Reputation: 19883
I have the following use case: a large volume of structured data that I will need to analyze using PySpark. The data is currently in CSV format. I am trying to figure out the best way to store the data on google cloud. My understanding is HDFS won't work because every time the cluster shuts down the HDFS data will disappear so I'll have to convert from CSV to HDFS every time which is time consuming. It seems like the right strategy is to go with BigQuery but I can't determine if BigQuery is persistent or not?
Upvotes: 0
Views: 122
Reputation: 14014
If you plan to process your data only with PySpark - you will be better off storing the files in Google Cloud Storage rather than in BigQuery. Even managed Google Cloud's Spark (DataProc) cannot read from BigQuery storage as efficiently as it can from Google Cloud Storage.
Upvotes: 2
Reputation: 2406
BigQuery is persistent yes, then what you should check is if the SLA is good for you. The SLA, for now, is >= 99.9% data availability monthly.

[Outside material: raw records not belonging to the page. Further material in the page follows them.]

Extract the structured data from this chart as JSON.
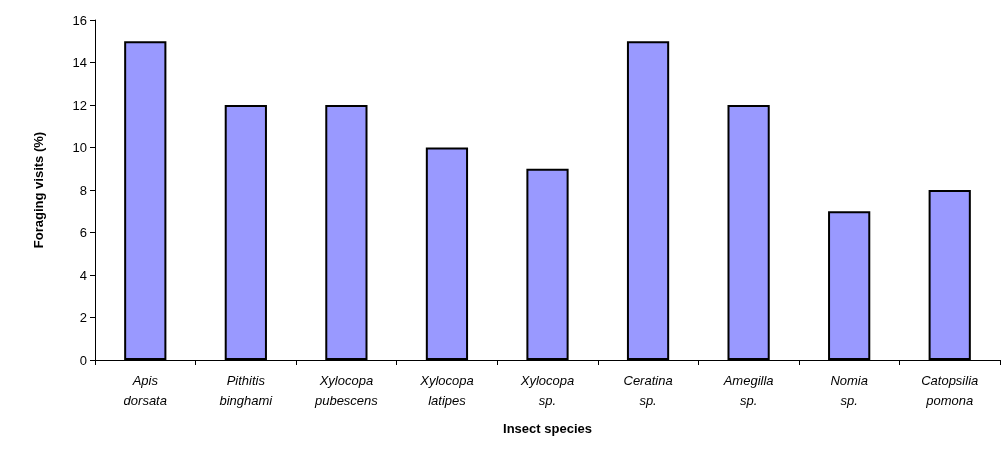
{
  "chart_data": {
    "type": "bar",
    "xlabel": "Insect species",
    "ylabel": "Foraging visits (%)",
    "categories": [
      "Apis dorsata",
      "Pithitis binghami",
      "Xylocopa pubescens",
      "Xylocopa latipes",
      "Xylocopa sp.",
      "Ceratina sp.",
      "Amegilla sp.",
      "Nomia sp.",
      "Catopsilia pomona"
    ],
    "values": [
      15,
      12,
      12,
      10,
      9,
      15,
      12,
      7,
      8
    ],
    "color": "#9999ff",
    "ylim": [
      0,
      16
    ],
    "yticks": [
      0,
      2,
      4,
      6,
      8,
      10,
      12,
      14,
      16
    ]
  }
}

You can also store in a bucket, in Google Cloud Storage. You have different prices in function of how often you want to access that data: https://cloud.google.com/storage/
Google helps you to choose your storage option, take a look at that page of their doc: https://cloud.google.com/storage-options/
Upvotes: 2
Reputation: 33765
Yes, BigQuery is persistent, though you can also control the table expiration time. To load the CSV files into BigQuery, you can create a table from them by pointing to their location on GCS, assuming that you have copied the files there. There are a variety of third-party connectors that can help with getting your data to GCS, and there is a Data Transfer Service provided by the BigQuery team to help automate transferring your data.
Upvotes: 2